Some also are concerned that the state may not have enough time to carefully evaluate the proposals and carefully choose providers that will best meet the needs of Medicaid recipients: The state has only approximately two months from when the bids are received until it must announce the award recommendations.
A Bumpy Transition?
Another concern of the health care community is the quality of care that Medicaid recipients will receive during the transition from a fee‐for‐service program to one of managed care. “I don’t want to see the Medicaid program lose its momentum during this transition,” says Mark Bertler, executive director of the Michigan Association of Local Public Health. “This is a pragmatic shift by the state… it will be interesting to see how the state measures the quality of services offered by providers to beneficiaries of this new system.”
Bertler worries also about the possibility of changes in Medicaid patients’ access to care. As an example, he suggests that “Managed‐care organizations might not be used to going into new moms’ homes to provide child care. They will have to work out these issues.” Shearer mentions transportation, pointing out that many Medicaid recipients go to the physician nearest them; if the doctor is not part of a plan that received a contract from the state, the recipient may have to travel farther in order to see someone who is.
Bertler notes that on the government level, public health officials also are concerned about how the new system will affect them. “Public health officials are interested in government’s role in moving Medicaid to a managed‐care system. Will they be agents of managed‐care organizations? Will they be watchdogs or patient ombudsmen?”
It’s Not All Bad News
Despite the uncertainty and concern expressed by some members of the health care community, many agree that some good has come from the RFP. As Garcia points out, the RFP signals the progressiveness of the state in moving to the managed‐care forefront. She believes that the result is that health‐care systems will experience more competition, and she hopes this will lead to savings that can be reinvested in the system.

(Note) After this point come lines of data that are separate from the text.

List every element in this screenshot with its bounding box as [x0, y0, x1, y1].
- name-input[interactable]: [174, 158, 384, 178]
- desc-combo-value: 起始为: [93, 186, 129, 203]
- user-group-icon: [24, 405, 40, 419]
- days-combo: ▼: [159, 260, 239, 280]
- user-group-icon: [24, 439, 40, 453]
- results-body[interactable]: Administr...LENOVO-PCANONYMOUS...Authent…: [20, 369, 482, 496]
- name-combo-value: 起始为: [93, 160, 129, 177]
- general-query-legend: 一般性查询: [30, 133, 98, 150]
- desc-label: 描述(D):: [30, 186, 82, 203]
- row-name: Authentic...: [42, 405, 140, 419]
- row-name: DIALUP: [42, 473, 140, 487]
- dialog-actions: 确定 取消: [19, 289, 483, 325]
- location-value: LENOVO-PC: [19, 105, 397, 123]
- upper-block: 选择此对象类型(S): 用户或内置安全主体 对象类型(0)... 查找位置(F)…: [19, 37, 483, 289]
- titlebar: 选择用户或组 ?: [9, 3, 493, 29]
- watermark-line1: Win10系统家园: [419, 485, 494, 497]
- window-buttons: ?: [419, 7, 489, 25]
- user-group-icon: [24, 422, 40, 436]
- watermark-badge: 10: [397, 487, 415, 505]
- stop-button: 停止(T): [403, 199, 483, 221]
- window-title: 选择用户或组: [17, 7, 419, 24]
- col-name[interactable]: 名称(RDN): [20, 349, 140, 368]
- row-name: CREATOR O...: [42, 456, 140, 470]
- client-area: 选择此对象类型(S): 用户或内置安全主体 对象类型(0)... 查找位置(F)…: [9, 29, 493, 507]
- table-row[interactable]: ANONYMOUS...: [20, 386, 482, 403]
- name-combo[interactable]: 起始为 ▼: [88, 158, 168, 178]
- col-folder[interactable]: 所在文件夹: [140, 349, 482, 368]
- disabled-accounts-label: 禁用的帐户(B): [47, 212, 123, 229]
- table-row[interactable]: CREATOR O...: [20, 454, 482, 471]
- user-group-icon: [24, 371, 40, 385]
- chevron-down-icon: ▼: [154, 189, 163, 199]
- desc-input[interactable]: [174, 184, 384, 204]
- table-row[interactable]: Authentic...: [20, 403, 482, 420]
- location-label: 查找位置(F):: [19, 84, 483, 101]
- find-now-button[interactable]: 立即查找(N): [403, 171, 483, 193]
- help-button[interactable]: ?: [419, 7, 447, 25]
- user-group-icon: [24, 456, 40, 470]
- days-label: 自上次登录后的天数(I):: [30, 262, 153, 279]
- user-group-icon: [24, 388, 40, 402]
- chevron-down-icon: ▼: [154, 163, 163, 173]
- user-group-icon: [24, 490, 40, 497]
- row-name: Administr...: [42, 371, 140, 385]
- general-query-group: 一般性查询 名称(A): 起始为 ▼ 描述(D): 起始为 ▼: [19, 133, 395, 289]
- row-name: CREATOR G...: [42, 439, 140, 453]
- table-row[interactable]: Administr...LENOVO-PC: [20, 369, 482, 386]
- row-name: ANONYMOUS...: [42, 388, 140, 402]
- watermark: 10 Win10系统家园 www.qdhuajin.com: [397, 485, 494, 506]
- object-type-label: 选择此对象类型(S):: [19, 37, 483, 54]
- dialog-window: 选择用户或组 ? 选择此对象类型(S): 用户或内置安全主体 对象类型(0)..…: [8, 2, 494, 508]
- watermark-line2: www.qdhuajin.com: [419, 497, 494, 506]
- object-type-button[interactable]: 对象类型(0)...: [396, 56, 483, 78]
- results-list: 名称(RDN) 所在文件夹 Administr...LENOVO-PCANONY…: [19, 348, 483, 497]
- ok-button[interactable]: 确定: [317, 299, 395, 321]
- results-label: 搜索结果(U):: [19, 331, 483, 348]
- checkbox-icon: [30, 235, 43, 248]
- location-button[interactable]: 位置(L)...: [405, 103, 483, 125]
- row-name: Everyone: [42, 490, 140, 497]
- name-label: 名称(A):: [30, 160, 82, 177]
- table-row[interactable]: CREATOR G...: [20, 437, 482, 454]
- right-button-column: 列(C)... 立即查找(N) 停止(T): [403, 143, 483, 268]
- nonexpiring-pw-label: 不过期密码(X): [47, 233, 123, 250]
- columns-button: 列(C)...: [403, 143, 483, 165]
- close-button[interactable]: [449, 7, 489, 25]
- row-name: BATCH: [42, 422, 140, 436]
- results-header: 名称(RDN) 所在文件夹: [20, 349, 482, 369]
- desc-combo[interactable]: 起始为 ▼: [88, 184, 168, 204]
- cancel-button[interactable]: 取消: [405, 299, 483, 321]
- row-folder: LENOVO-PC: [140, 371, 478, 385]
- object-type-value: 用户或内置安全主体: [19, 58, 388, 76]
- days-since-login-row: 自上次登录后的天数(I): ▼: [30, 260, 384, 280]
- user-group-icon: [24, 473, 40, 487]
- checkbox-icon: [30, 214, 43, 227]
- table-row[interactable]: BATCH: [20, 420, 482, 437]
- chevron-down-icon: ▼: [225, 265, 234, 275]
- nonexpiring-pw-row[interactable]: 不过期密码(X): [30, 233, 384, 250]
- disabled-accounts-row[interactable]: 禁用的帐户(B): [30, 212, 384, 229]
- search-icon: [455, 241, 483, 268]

Ellstein adds, “The state is focusing more on primary care and accountability. The plan is to make the [health care] system reach out to people, instead of making people come to the system.”
Providers agree that the RFP has brought the health care community together to talk about issues as never before. Bertler noted that the RFP has generated a good deal of discussion, and he expresses his pleasure with seeing the MDCH “encourage collaboration and make sure that managed‐care providers pay better attention to the needs of the community.”